The shuffler: Johnathan Rice released his most recent album, Further North, in late 2007; it features Jenny Lewis, lead singer of Rilo Kiley, which recently toured with Rice.

Creedence Clearwater Revival, "Ramble Tamble"

Johnathan Rice: That's the first song on Cosmo's Factory. My favorite Creedence record is probably Green River, but "Ramble Tamble" is among my favorite Creedence songs. It's the most uncharacteristic, maybe, of all Creedence songs, because it has a really big bam in the middle of it, and it changes tempos constantly. We were just listening to this song in the van and discussing how it's pretty much impossible to cover Creedence, because John Fogerty's such a good singer. I think he's one of the most underrated vocalists in rock 'n' roll history. He just sings every song like it's the last song he's gonna sing. Jeff Bridges, in his love of Creedence in The Big Lebowski, he's kind of reduced it to stoner music. Everything works well stoned, but Creedence are much, much more.


Elliott Smith, "Seen How Things Are Hard"

JR: It's on the second disc of the New Moon record, the unreleased stuff. Sometimes you get a little nervous—the artist didn't intend for me to hear this, necessarily. Should I be purchasing this and listening to it? But even the things that he threw away are better than what most people bet their careers on.

Grateful Dead, "New Speedway Boogie"

JR: Definitely in my top five Dead songs, for sure. This isn't the live version, this is from Workingman's Dead, which is my favorite Dead studio album, because it's their most song-oriented album. It's when they got kinda tough, and I think they started listening to The Band and took that direction a little bit, with just really great results. There's a really great version of it in that movie Festival Express. Right after this record, they went on that Europe '72 tour, which is my favorite Dead live era.


Bob Dylan, "Sara"

JR: From Desire. It has one of my favorite weird Bob Dylan lines.

The A.V. Club: Which is?

JR: [Talk-sings in Bob Dylan voice:] "The beach is deserted, except for some kelp." [Laughs.]


AVC: That's such a strange album overall.

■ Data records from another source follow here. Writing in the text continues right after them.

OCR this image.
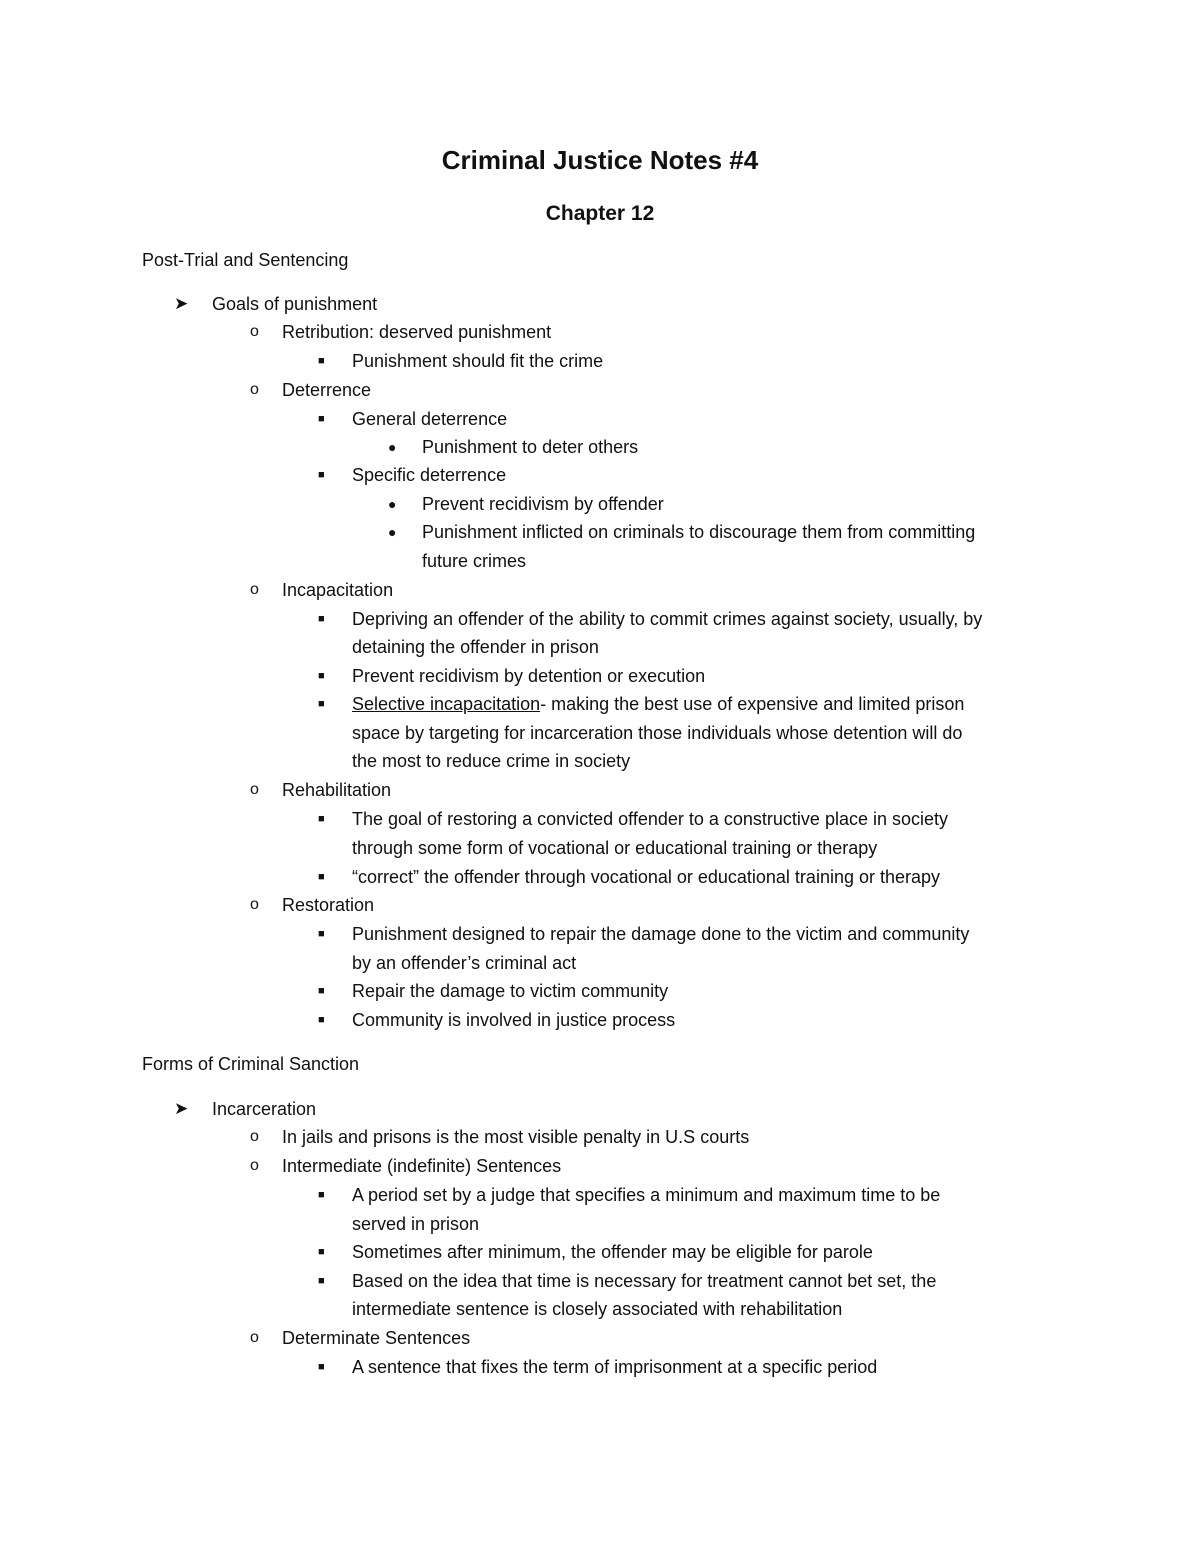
Criminal Justice Notes #4
Chapter 12

Post-Trial and Sentencing

➤ Goals of punishment
o Retribution: deserved punishment
■ Punishment should fit the crime
o Deterrence
■ General deterrence
● Punishment to deter others
■ Specific deterrence
● Prevent recidivism by offender
● Punishment inflicted on criminals to discourage them from committing
future crimes
o Incapacitation
■ Depriving an offender of the ability to commit crimes against society, usually, by
detaining the offender in prison
■ Prevent recidivism by detention or execution
■ Selective incapacitation- making the best use of expensive and limited prison
space by targeting for incarceration those individuals whose detention will do
the most to reduce crime in society
o Rehabilitation
■ The goal of restoring a convicted offender to a constructive place in society
through some form of vocational or educational training or therapy
■ “correct” the offender through vocational or educational training or therapy
o Restoration
■ Punishment designed to repair the damage done to the victim and community
by an offender’s criminal act
■ Repair the damage to victim community
■ Community is involved in justice process

Forms of Criminal Sanction

➤ Incarceration
o In jails and prisons is the most visible penalty in U.S courts
o Intermediate (indefinite) Sentences
■ A period set by a judge that specifies a minimum and maximum time to be
served in prison
■ Sometimes after minimum, the offender may be eligible for parole
■ Based on the idea that time is necessary for treatment cannot bet set, the
intermediate sentence is closely associated with rehabilitation
o Determinate Sentences
■ A sentence that fixes the term of imprisonment at a specific period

JR: It's a weird genre of music, like some sort of gypsy-folk. That's the last song on the record, and it's kind of a fuckin' knockout. He shouts himself in the song: "Stayin' up for days in the Chelsea Hotel writing 'Sad-Eyed Lady Of The Lowlands' for you." He name-checks one of his own songs within one of his own songs. That's like something that Lil Wayne would probably do.

The Trashmen, "Surfin' Bird"

JR: That's from a compilation. You know that song that's like, "B-b-b-bird, bird, bird, bird is the word"? It's a compilation that Iggy Pop put together for Mojo magazine, I guess. The Mojo Stooges Jukebox.


Levon Helm And The Hawks, "The Stones That I Throw"

JR: Levon Helm And The Hawks was the band that became The Band. It's Levon Helm as the lead singer, before they gave most of the vocal duties to Richard Manuel, and after they had stopped playing with Ronnie Hawkins. I got this from the Musical History box set, which is this huge box that I think came out about two years ago, and it's just kind of a whole retrospective of them from when they were very young all the way into the late '70s.

The Rolling Stones, "Walking The Dog"

JR: From the Rolling Stones (England's Newest Hit Makers) album, which is their first album, and my favorite album of theirs.


AVC: Really?

JR: Yeah. They're so young, it's almost all covers, but it's totally killer. It's almost like a punk-rock record. They play it super-fast, they're very excited, and they sound so young, and they're having a really good time.